Ce que Le Tigre a retenu
Avant de parler de ce délicieux élixir de déjouvence, il me semble utile de préciser que l’auteur fait appel à un nombre incalculable de docteurs, médecins, nutritionnistes et autres sommités. C’est simple, dès que quelque chose du genre « Voici quelques avis médicaux qui viennent appuyer de toute leur autorité ces assertions » apparaît, le lecteur est parti pour quelques citations prélevées chez quelques individus dont on ne saura rien question conflit d’intérêt…
…sauf les plus évidents, à l’image d’un certain Jean Raux dont les enseignements sont souvent rappelés. Bon, le fait que Raux soit directeur de la brasserie de Nancy est un détail, hein. Il en est de même d’obscures scientifiques allemands attachés à des instituts dont les intitulés font plus penser à un Rotary de la bière qu’à une académie de médecine (vous me direz qu’ils œuvrent parfois dans les deux). Sans compter que les citations, passablement courtes, ont sûrement été soigneusement sélectionnées pour faire dire n’importe quoi à des hommes (peu de femmes en effet) à la parole d’or.
Le félin exagère dans la mesure où on ne saurait allègrement cracher sur cet ouvrage qui rappelle, en tant que de besoin, que tout doit être consommé avec modération – même l’eau, j’imagine. Car, comme le rappelle le bon docteur, « une seule réserve peut être formulée : là comme ailleurs, il convient d’éviter les excès ». A savoir ne pas dépasser le demi-litron pour les gosses ; un litre de bière après l’entraînement de foot, ça on peut – le fauve n’a pas attendu l’autorisation de Guilpin. Voilà l’esprit de l’époque : mangez et buvez de tout, mais sans privilégier un aliment spécifique. Car la bière est un aliment et comporte de quoi entretenir (sinon soigner) tout ce que le corps compte comme organe.

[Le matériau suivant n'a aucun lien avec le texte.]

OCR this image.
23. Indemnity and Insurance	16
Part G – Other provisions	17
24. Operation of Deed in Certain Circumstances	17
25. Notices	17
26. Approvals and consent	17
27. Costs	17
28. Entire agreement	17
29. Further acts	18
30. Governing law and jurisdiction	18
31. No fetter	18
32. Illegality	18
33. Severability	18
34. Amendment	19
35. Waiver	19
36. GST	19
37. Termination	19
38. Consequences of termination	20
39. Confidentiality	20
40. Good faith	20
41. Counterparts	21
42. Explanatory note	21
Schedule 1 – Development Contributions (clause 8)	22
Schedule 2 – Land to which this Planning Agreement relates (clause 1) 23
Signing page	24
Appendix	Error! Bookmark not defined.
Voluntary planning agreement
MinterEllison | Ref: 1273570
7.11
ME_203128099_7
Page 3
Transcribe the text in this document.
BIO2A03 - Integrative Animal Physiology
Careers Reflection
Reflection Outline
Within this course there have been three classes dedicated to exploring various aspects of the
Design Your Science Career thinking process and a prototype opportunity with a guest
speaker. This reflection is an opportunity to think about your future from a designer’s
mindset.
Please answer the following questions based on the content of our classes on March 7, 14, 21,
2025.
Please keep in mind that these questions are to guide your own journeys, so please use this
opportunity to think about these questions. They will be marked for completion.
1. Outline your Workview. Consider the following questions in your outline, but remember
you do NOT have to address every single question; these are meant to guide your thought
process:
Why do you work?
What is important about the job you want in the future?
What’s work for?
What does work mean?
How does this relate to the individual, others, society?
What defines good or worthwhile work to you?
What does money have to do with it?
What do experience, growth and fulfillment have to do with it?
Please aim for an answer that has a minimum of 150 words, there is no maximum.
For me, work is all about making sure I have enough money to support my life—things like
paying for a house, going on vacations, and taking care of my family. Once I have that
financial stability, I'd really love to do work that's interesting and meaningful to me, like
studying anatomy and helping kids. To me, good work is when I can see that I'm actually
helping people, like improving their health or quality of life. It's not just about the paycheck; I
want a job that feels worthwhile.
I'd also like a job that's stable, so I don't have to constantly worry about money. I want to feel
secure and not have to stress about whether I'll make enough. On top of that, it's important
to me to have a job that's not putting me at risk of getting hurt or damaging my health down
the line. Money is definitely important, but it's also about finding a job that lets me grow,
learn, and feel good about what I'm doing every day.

Et les méfaits de l’alcool ? La réponse m’a paru être la suivante : l’essayiste rappelle, à de nombreuses reprises, ce qu’était la bière d’après-guerre : des boissons à vocation familiale, produites localement, qui ne tiraient à pas plus de 2,5 degrés. Du cidre. Le premier alcool que nos parents consentaient à nous laissez boire – la bretonnitude du Tigre consistant à préférer boire un litre de cidre plutôt que son équivalent en coca le perdra. Rien à voir donc avec cette saloperie de 8.6 ou les bières fadasses donc facilement buvables qui ont souvent eu raison de la dignité votre serviteur.
Que retenir ? Ne dépassez pas un litre de bière par jour. Soit une pinte, eu égard le taux d’alcool observé au 21ème siècle. Rien n’est dit avec la consommation concomitante d’autres boissons alcoolisées. N’empêche, avec une dizaine d’essais de ce genre portant sur autant d’alcools, il y a de quoi bâtir une génération d’alcooliques anorexiques – pratique qui consiste à perdre du poids en ne buvant que l’alcool nécessaire à ses apports en calorie. Oh, merde, Hubert Guilpin était un visionnaire.
…à rapprocher de :
Merde, je n’ai rien qui se rapproche de près (et même de loin) à pareil ouvrage. Demerden Sie Sich.